O retorno à “normalidade” é, cada vez mais, uma realidade. Com a concretização dos eventos pendentes e muito aguardados — primeiro Bad Religion, depois The Ocean –, foi a vez da celebração dos 40 anos de carreira de um dos mais seminais nomes do punk britânico — THE TOY DOLLS. Por uma questão de alinhamento cósmico, com todos os adiamentos durante dois anos, o aniversário coincidiu com a celebração dos 40 anos de carreira daquela que é uma referência incontornável no punk rock português — MATA-RATOS. No final tudo fazia sentido, assim como também fez todo o sentido ver a horda de pessoas ávidas pela festa punk. Aliás, a sensação de ver, ouvir e sentir o (novo) LAV – Lisboa Ao Vivo cheio de pessoas em festa foi de tal forma especial que ainda exacerbou um pouco mais tudo o resto que se seguiu. Foi então uma sala já completamente cheia que os MATA-RATOS encontraram para fazer a sua festa tribal, que apesar de não revelar grandes surpresas — ninguém ia à procura de algo para além de motivos para um festim — meteu todos a mexer sem grande esforço. A começar logo com o início demolidor composto por uma sequência onde tivemos «Napalm Na Rua Sésamo», «Zebedeu», «Outra Rodada», «Ratos» e «C.C.M.», o público revelou voz afinada ao cantar ao lado (por cima) de Miguel Newton. Daí ao final, foi um desfilar de clássicos sem grande comunicação com o público — convenhamos, quando se tem um setlist cheio de clássicos, essa é toda a comunicação que se pretende. «Leis de Merda» colocou o ponto final e a banda saiu de palco com Newton a despedir-se com “Obrigado Lísboa. Viva a Fatela car#%&@!“
A mudança de palco foi relativamente rápida para receber os THE TOY DOLLS, que conseguiram preencher de forma impressionante um palco que, para o olho menos atento, poderia parecer demasiado grande para o power trio. Tal como tinha acontecido com a banda portuguesa, também a entrada dos britânicos foi fulminante. A festa fez-se logo com «Fiery Jack», «Cloughy Is A Bootboy!», «Bitten By A Bed Bug» e «The Death Of Barry The Roofer With Vertigo», que deixou o público a dançar e a cantar efusivamente. A banda não precisou realmente de uma grande produção de palco; precisou, isso sim, de espaço para poder andar de um lado para o outro, incansável, numa coreografia que nunca é demais repetir — e. pelos vistos. nem Tom “Tommy Goober” Blyth (baixo e voz) nem Michael “Olga” Algar (voz e guitarra) pareciam dar qualquer sinal de exaustão, o que é mais impressionante no caso deste último que, com 62 anos, demonstra ter uma vitalidade impressionante. Vitalidade e jovialidade que a própria música transmitiu também, assim como as diversas brincadeiras que a fizeram ao longo da actuação. Fossem as garrafas de champanhe insufláveis ou a distribuição óculos de sol “The Toy Dolls Style” pelos fãs na linha da frente, tudo resultou em pleno. Até nos temas instrumentais, que são pura diversão e que demonstram que apesar da brincadeira jovial inerente, está longe de ser música desprovida de técnica («El Cumbanchero», «Toccata In Dm» e «Wipeout»).
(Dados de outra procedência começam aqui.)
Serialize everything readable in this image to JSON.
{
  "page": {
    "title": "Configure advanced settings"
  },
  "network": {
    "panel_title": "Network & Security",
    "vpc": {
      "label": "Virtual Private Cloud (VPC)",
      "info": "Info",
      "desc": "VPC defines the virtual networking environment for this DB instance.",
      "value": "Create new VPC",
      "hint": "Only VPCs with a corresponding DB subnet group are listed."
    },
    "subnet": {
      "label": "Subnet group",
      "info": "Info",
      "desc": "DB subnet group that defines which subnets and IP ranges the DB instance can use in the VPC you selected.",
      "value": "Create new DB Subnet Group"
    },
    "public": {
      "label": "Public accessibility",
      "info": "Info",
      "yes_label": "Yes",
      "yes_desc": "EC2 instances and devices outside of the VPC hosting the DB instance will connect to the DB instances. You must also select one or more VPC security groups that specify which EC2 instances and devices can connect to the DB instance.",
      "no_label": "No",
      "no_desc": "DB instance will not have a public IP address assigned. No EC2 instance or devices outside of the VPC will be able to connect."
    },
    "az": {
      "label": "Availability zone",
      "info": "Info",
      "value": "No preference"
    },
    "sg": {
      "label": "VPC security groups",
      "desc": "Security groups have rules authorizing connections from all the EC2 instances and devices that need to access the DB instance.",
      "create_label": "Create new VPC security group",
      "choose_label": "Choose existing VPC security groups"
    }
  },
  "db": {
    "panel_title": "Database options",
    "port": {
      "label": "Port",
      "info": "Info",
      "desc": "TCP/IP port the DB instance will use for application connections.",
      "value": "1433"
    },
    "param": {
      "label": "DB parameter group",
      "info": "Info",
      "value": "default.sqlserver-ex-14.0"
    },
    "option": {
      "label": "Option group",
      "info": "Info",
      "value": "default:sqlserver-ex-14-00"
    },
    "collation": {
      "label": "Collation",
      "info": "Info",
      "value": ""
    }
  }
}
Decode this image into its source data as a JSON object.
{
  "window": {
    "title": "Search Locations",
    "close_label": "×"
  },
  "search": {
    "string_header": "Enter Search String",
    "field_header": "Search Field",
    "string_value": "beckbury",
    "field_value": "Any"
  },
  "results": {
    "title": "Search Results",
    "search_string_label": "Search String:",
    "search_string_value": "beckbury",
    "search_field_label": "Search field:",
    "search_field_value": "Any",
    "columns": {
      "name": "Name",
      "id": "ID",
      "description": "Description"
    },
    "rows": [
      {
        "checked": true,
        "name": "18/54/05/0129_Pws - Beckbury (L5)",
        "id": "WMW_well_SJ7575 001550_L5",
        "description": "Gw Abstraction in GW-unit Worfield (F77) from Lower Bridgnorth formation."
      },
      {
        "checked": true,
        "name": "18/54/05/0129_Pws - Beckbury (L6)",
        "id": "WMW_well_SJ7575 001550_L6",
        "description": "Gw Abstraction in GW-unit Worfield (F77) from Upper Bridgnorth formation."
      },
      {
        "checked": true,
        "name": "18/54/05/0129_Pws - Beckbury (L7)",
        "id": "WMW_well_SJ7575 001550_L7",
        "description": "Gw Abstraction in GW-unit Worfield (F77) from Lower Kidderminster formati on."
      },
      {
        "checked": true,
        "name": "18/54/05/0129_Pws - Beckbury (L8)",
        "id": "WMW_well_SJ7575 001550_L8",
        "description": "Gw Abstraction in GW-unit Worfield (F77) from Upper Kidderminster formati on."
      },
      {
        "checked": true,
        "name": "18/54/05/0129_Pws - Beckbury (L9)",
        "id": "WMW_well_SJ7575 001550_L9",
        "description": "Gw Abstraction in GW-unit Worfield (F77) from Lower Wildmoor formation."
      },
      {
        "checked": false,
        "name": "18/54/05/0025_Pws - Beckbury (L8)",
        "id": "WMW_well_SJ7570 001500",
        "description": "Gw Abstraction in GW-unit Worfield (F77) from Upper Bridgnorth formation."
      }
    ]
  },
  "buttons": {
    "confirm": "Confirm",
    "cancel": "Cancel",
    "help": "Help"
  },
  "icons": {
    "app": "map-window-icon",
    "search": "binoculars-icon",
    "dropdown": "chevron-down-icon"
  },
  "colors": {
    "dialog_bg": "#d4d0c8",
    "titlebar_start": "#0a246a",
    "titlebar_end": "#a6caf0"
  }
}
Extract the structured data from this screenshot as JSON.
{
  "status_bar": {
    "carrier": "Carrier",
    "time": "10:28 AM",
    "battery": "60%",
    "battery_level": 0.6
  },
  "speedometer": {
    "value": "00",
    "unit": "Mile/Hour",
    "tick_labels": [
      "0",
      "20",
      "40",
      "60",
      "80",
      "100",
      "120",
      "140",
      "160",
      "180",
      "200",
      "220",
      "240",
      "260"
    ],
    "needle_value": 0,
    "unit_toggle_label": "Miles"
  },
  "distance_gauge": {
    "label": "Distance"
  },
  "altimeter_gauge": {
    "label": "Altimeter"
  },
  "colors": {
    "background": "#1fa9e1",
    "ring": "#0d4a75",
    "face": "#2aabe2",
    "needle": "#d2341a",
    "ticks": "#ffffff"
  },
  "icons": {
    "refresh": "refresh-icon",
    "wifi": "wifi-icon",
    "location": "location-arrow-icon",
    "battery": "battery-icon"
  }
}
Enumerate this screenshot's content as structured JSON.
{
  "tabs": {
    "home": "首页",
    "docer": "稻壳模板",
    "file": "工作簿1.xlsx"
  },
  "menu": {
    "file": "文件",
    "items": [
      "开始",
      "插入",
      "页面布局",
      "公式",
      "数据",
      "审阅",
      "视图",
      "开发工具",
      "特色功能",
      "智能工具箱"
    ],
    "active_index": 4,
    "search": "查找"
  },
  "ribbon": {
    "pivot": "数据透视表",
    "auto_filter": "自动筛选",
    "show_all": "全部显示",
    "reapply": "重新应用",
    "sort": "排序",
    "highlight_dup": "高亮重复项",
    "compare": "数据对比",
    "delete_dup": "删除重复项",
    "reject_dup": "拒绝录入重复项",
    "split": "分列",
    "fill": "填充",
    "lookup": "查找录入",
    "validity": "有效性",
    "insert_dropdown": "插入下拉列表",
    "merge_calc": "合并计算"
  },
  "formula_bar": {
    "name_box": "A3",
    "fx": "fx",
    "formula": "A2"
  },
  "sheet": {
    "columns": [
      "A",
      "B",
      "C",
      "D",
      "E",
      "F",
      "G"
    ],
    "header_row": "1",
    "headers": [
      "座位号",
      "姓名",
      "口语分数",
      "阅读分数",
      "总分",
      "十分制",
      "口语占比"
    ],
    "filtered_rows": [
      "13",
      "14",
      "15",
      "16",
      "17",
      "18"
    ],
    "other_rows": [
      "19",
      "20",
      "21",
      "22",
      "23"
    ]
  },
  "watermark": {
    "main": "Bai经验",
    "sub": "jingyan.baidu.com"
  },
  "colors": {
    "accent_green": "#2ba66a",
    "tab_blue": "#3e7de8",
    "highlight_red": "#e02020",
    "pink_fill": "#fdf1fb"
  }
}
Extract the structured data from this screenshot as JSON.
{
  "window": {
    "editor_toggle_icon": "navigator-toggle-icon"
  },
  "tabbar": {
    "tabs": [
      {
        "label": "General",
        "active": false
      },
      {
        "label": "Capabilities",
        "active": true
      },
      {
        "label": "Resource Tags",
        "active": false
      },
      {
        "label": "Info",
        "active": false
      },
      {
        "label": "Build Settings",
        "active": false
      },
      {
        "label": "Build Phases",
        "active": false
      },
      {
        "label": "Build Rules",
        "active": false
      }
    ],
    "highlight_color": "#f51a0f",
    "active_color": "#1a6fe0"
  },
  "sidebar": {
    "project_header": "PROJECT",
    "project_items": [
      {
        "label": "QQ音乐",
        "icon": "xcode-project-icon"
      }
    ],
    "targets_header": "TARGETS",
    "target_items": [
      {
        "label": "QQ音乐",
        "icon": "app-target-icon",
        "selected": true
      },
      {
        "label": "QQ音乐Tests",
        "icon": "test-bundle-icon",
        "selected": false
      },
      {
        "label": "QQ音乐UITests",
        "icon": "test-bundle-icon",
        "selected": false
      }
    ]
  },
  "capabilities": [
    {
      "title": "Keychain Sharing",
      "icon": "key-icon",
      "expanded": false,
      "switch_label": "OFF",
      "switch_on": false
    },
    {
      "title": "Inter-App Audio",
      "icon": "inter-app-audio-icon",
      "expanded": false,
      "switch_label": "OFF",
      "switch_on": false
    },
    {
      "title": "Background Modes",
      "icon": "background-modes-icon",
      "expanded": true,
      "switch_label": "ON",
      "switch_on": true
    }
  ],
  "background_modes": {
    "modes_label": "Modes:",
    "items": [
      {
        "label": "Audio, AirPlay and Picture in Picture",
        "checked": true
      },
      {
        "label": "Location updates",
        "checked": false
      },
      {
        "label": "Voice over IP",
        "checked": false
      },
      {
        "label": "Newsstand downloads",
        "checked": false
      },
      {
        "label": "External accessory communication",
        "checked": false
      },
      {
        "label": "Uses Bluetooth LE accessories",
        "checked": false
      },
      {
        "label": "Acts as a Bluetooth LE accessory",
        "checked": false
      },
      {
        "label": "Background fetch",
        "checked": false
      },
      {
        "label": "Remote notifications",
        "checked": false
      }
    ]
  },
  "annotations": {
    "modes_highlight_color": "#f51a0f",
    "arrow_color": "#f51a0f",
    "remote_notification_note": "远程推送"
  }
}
Houve de tudo, e os mais cépticos poderão dizer que não seria preciso tanto para um espectáculo de punk — como uma guitarra com três braços ou as bolas gigantes que caíram em cima do público na despedida enquanto tocaram «Theme Tune» (o primeiro tema do primeiro álbum, que tem posto fim aos concertos da banda) após uma festiva «Idle Gossip». Tudo isto poderia parecer desnecessário, mas isto são os THE TOY DOLLS, e é esta a festa que todos queriam, Passando um rápido olhar pelos sorrisos, que eram gerais, ninguém ficou insatisfeito. Verdade seja dita, foi deste espírito descomprometido e festivo que tanto sentimos falta nos últimos tempos e que, mais que nunca, urge cultivar. A banda saiu de palco pronta para continuar a sua tarefa difícil de tornar este mundo um pouco menos cinzento e, depois de o terem conseguido de forma impressionante em Lisboa, seguiram para o Porto para repetir a dose. THE TOY DOLLS — a fazer um mundo feliz, um concerto de cada vez.